Contact people at FZK are Jeff Templon and Ronald Starink.

  • Ronald 22 Jan 2009: Nevertheless, as site administrator, I would like to be notified of problems instead of checking various sources (web sites, portals) for problems. We have good experience with Nagios in this respect. Not only do we use it to monitor our farm, but also to periodically retrieve the results of critical SAM test. If there is a failure, we'll be notified instantly. Note that we use the work of the EGEE-2 Monitoring Working Group for this, as developed at CERN by James Casey and others. Perhaps a similar approach can be taken for the experiment's view; on the site's Nagios server runs a probe- once per hour- to retrieve the results by some kind of remote database query. Shouldn't be difficult because a working example exists! In case of a failure, Nagios could even show a link to the URL that provides details (e.g. the gridmap page).
    Answer: I have discussed with JUlia (in cc) about this. In fact from the technical point of view it should not be difficult to implement a Nagios probe which retrieves results from our database, and sends an alarm in case of error. The problem is that , before that, we should set some rules which clearly define the failures from the point of view of VOs, and this is not done yet. In our tool we have tried to get from the VOs the rules to define the status, which determine the color of the maps. But these are still tentative definitions. Most probably these rules will have to be tuned before they become in some way official for the VO. For this reason we consider that sending to the site an automatic alarm based on these rules could be confusing.
I certainly agree that there should be rules or criteria for failures before notifying sites of problems. We are already working with the HEP VOs to imoprove their SAM tests. My point was that as site admins, we'd like to get an overview of the status from one source, and ideally problems should be "pushed" to us, instead of us "pulling" potential problems from various sources. But I'm already happy with your tool because it combines the results from the various dashboards!
ok

  • Ronald 22 Jan 2009: I can confirm that the right click solution work, although in my opinion it is not an intuitive action. I was tempted to click with the left mouse button, expecting to see details. Unless the left-click is reserved for future enhancements, could you please consider this option?
    Answer: actually, if you click with the left button on a map, a sub map should appear. This is explained also with some screenshots in the User Guide: https://twiki.cern.ch/twiki/bin/view/Sandbox/UserGuide. I hope it helps (though it cannot be as clear as in a real time demo..)
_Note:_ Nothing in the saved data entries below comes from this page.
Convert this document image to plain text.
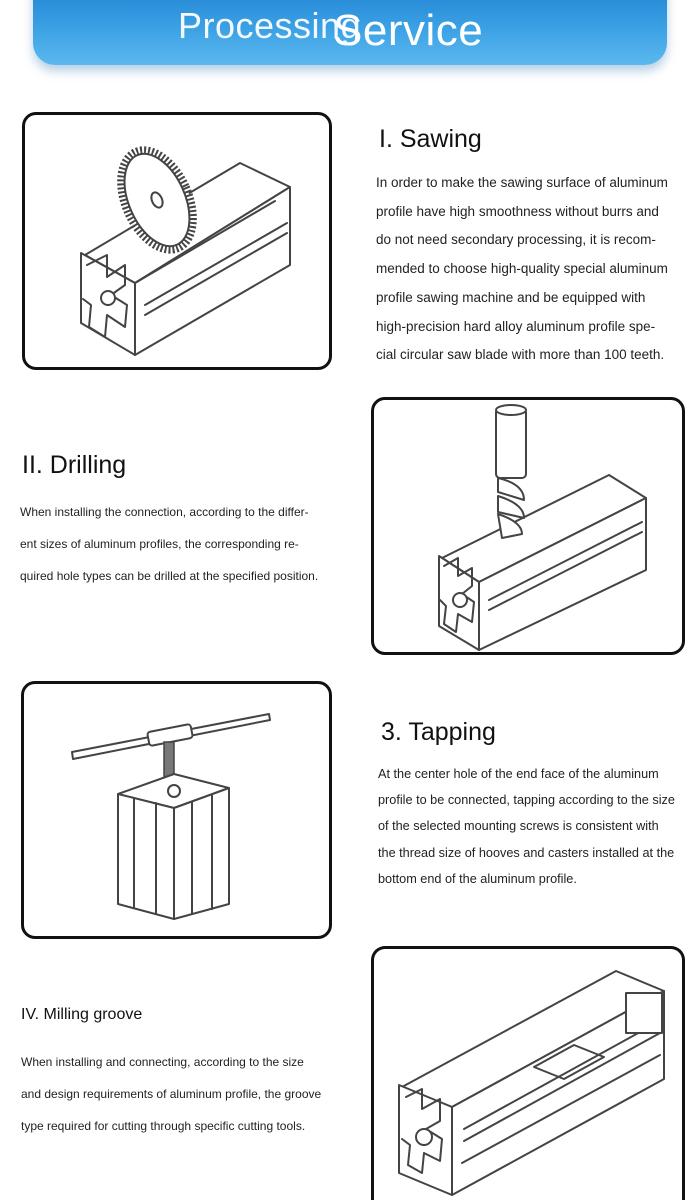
Processing
Service
I. Sawing
In order to make the sawing surface of aluminum
profile have high smoothness without burrs and
do not need secondary processing, it is recom-
mended to choose high-quality special aluminum
profile sawing machine and be equipped with
high-precision hard alloy aluminum profile spe-
cial circular saw blade with more than 100 teeth.
II. Drilling
When installing the connection, according to the differ-
ent sizes of aluminum profiles, the corresponding re-
quired hole types can be drilled at the specified position.
3. Tapping
At the center hole of the end face of the aluminum
profile to be connected, tapping according to the size
of the selected mounting screws is consistent with
the thread size of hooves and casters installed at the
bottom end of the aluminum profile.
IV. Milling groove
When installing and connecting, according to the size
and design requirements of aluminum profile, the groove
type required for cutting through specific cutting tools.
  • Ronald: Concerning the pop-up: could it be changed to behave as a tooltip, meaning that it is shown only if the mouse was not moved for more than ~0.5 seconds? That would make the user interface more quiet.
    Answer: I will take into account this suggestion. I'll talk about it with Max Boehm, who is the developer of gridmap. TALK WITH MAX

  • About target values to associate to the number of running jobs: I asked to NIKHEF about the pledged values for job slots and Jeff pointed out that there are no pledged values for that! His mail: We don't have "pledged values" for job slots. We have fair share here. This means that averaged over a period of time, the VO is guaranteed to get a certain share of the entire farm. This is measured not by job slots, but by the total amount of processor time used by all jobs. The calculation of the fair share is based on :
    a) kSI2K pledged to the VO (this is a real number pledged to the VO and not directly related to job slots)
    b) total kSI2K in the farm and comes out to a percent value. You could indeed use this percent and multiply by the total number of processors, however there are situations in which a VO could not get this many job slots, and it would be perfectly acceptable behavior and in line with what we promised to the VO.
    Hence I would not like to provide any value for "pledged job slots" since we have never pledged a certain number. I would not like to encourage the VOs to believe in any number that does not really exist.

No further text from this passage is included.